We set off for the village in the same
car that had brought us from the airport, 
heading out into more rural areas. We 
exchanged the powerful smells of Indian 
cities for the subtle, sweet scents of 
rice paddies. The colors around us were 
chiefly the rich, bright red of the Tamil 
soil, and the yellow-green of vegetation. 
Cows and goats crossed the highway. Water 
buffalo grazed along the roadside, and 
chickens pecked at whatever they could 
find.


After a while, we passed a tollbooth,
which, before last week's disaster, had 
extracted money from tourists going to 
visit Mahabalipuram or one of the many 
posh hotels surrounding it. These hotels 
are gone now, washed away by a 40-foot 
wall of water, but the 6th Century Chola 
temple, built right on the shore, is 
still standing. It has probably seen 
many other disasters, and survived them 
all.


After the tollbooth, it is not far to the
fishing village. As we approach, we see 
people living in tents flimsily 
constructed of palm leaves. Sathya and 
the other doctors go to their work, and 
two men of the village, one of whom speaks 
some English, accompany us down to the 
remains of the village.


The small village of Kookilamedu was
probably quite picturesque before the 
tsunami hit.
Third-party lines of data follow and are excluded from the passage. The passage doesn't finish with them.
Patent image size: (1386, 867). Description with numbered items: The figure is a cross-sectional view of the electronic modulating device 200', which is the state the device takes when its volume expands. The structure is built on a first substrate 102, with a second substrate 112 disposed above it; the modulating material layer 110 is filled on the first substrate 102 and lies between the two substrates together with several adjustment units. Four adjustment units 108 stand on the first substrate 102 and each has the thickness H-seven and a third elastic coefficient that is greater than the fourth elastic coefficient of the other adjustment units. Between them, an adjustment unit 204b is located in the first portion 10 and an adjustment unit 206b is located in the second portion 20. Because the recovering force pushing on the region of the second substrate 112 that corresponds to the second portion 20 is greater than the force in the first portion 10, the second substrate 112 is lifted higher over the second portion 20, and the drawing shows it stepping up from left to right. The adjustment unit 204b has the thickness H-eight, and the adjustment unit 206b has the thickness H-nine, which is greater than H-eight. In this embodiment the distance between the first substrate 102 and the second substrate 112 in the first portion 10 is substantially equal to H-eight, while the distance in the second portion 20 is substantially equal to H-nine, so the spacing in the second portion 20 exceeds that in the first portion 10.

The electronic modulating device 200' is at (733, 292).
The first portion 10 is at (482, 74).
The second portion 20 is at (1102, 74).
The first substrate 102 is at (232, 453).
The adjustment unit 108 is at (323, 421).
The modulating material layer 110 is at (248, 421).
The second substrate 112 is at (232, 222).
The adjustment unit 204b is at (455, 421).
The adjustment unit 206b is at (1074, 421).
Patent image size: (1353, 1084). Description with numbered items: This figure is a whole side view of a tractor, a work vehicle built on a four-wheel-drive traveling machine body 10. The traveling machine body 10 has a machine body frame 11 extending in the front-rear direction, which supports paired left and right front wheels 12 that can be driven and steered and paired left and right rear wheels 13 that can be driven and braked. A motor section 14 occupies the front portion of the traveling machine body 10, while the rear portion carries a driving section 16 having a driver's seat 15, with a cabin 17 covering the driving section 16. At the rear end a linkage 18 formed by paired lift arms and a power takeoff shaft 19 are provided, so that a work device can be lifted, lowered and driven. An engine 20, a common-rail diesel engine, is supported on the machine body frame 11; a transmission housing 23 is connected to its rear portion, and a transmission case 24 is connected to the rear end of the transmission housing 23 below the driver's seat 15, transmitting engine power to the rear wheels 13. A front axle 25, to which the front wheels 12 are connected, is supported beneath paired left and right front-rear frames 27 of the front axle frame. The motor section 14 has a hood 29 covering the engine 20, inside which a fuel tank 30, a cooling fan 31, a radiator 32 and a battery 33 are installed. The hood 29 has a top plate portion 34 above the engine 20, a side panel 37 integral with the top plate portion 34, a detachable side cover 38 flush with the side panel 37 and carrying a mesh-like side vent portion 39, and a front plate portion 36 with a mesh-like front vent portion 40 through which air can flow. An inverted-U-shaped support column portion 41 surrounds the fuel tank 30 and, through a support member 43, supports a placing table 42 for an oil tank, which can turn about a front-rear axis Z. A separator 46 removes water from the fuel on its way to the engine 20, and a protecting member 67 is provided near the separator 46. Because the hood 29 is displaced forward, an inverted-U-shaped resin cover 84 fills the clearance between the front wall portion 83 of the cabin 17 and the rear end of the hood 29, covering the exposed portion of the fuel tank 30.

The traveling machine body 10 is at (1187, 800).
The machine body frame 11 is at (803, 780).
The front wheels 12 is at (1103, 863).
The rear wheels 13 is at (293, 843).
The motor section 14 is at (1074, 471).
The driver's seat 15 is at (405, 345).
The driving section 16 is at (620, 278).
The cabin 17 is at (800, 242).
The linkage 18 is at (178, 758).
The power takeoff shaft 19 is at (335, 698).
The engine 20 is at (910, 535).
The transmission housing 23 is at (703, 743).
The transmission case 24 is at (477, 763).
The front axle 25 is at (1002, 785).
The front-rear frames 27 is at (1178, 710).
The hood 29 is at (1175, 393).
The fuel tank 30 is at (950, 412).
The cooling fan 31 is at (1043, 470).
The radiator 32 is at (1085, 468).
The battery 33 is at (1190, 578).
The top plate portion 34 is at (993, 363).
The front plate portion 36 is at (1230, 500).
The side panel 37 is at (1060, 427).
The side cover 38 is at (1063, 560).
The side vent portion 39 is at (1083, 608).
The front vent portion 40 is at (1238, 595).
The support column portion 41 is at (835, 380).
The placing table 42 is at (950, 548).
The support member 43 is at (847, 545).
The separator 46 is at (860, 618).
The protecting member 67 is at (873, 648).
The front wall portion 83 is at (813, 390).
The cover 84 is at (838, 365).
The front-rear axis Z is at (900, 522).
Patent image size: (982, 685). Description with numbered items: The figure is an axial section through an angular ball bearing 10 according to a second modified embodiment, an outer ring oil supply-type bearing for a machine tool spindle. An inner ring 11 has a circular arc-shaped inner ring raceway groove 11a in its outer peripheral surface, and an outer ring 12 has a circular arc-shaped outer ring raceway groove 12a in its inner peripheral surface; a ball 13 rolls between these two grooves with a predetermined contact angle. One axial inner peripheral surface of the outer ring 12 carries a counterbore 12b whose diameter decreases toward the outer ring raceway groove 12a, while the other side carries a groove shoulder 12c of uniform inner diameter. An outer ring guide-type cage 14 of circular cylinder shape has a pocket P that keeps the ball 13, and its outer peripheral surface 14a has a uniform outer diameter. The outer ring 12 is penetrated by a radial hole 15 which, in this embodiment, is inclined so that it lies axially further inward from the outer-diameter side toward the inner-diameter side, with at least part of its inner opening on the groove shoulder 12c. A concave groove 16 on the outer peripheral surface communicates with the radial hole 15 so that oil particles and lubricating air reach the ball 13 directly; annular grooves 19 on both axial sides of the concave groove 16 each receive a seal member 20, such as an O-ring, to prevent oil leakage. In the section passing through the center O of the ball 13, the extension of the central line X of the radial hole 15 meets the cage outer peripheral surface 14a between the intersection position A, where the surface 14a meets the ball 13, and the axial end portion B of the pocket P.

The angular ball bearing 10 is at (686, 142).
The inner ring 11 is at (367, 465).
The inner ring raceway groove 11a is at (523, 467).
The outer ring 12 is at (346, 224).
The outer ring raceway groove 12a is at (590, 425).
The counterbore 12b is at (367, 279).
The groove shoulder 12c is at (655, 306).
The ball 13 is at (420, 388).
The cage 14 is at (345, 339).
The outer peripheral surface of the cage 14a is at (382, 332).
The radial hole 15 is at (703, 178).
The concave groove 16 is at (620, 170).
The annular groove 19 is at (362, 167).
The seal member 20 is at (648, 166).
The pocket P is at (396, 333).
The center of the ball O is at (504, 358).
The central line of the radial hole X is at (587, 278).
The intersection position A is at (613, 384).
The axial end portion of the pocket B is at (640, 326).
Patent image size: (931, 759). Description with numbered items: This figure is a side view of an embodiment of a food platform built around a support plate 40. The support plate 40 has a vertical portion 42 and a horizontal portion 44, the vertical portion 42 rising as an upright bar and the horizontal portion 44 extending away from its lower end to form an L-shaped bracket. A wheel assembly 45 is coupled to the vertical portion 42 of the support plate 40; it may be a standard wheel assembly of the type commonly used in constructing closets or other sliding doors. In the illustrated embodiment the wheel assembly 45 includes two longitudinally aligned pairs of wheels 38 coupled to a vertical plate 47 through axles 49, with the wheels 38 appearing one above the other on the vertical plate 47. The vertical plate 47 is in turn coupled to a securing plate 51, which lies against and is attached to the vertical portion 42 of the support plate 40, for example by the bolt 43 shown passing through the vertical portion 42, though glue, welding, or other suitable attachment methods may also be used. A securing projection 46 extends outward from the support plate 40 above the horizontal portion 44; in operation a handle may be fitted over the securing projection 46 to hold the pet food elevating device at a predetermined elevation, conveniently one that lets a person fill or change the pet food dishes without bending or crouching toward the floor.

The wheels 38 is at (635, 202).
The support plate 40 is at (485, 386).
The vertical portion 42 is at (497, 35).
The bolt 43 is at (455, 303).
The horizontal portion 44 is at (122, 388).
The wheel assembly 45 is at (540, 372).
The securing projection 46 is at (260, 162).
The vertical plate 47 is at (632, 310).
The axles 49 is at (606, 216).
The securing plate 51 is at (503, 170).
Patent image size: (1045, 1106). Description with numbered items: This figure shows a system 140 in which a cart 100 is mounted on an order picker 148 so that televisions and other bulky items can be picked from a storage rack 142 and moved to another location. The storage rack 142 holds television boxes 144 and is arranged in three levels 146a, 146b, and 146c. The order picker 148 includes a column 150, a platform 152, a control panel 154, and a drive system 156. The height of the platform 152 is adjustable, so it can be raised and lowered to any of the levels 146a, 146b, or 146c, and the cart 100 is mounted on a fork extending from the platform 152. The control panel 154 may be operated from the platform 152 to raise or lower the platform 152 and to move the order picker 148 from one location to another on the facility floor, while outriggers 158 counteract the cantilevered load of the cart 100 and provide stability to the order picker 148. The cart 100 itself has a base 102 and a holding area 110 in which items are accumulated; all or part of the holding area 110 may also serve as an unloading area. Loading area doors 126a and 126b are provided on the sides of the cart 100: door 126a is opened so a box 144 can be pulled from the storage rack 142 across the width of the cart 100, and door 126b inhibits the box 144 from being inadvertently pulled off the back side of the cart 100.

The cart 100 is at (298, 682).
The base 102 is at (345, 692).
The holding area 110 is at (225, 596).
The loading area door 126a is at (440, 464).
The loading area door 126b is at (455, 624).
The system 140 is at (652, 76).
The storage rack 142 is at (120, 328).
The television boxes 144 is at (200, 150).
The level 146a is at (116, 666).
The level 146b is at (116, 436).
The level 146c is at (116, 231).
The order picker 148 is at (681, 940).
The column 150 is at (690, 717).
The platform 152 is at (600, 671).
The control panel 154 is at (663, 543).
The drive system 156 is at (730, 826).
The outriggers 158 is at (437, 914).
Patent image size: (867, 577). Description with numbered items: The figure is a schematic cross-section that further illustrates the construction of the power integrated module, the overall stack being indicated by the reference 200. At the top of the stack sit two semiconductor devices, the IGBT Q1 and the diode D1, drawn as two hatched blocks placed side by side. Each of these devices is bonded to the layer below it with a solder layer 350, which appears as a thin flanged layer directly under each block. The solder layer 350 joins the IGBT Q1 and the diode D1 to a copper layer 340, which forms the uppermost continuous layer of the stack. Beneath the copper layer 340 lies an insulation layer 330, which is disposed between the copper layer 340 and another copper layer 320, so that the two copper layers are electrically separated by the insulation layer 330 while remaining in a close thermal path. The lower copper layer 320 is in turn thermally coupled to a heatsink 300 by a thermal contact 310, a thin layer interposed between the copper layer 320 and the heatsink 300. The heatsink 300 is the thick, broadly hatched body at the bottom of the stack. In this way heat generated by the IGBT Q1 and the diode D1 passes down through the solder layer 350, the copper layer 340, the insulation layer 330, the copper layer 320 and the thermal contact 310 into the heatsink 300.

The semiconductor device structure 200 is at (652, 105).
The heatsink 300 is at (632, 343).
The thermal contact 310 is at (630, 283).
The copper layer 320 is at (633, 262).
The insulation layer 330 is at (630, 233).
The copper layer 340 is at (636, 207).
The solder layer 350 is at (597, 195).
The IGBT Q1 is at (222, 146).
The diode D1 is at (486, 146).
The houses, those few left 
standing, are painted in bright pastel 
colors, pinks and greens and blues. Now, 
however, most of the houses are smashed 
to pieces. The first row, of new houses 
built barely 100 feet from the sea, was 
completely destroyed, so that I would 
never have known anything was built there 
if my guide had not told me.


I walk, carefully, around boats smashed
against poles or carried hundreds of feet 
into the woods (My guide tells me that 
many of these brightly painted boats were 
new, and cost about $1,200, a huge sum). 
Tangled fishing nets, broken tree trunks, 
dead chickens, children's clothing and 
shoes litter the ground. In this hamlet 
of 130 families, 150 people are dead. We 
pass the small village temple, around 
which the water parted, forming huge pits 
in the ground. The temple clock reads 
4:15, strangely keeping the right time. 
A volleyball net stands on the beach, a 
strangely incongruous sight amid the 
wreckage. The sea rushes in an inviting 
music.


Fishing is the only thing these people
know, yet now they are afraid of the sea, 
and are moving the village to a kilometer 
away from the shore. Before the wave hit, 
one of the guides says, the water receded 
so far that all that could be seen was 
sand to the horizon. As we walk back along 
a ruined road, a woman, sitting in front 
of her badly damaged house where laundry 
is still hanging, begins to harangue the 
guides in Tamil. One of them explains to 
me, "She says I should not have brought 
you here. This village is an embarrassment 
to her." The lives of these people, 
without their boats or nets or houses, is 
very uncertain.


We return to the only undamaged building,
behind which Sathya and the other doctors 
are giving tetanus vaccinations and 
antibiotics to all of the villagers. 
Drinking water had been piped into the 
village, as it is too close to the ocean 
for wells, but now it must be trucked in 
from Chengalpattu, 30 miles away. Although 
the doctors are only giving tetanus 
injections today, they will return for 
cholera, typhoid, and dysentery.


Two girls, about eight years old, with
flowers braided into their black hair, ask 
me to take their picture. I ask their 
names, and then stumble over the 
pronunciation. They do much better with 
"Aliyah." Sathya has finished her work 
for now, and we return to her house, where 
Amma, Appa, and Bhoomi are waiting for us.


I will write again soon, when I can find a good way to describe Krishnammal.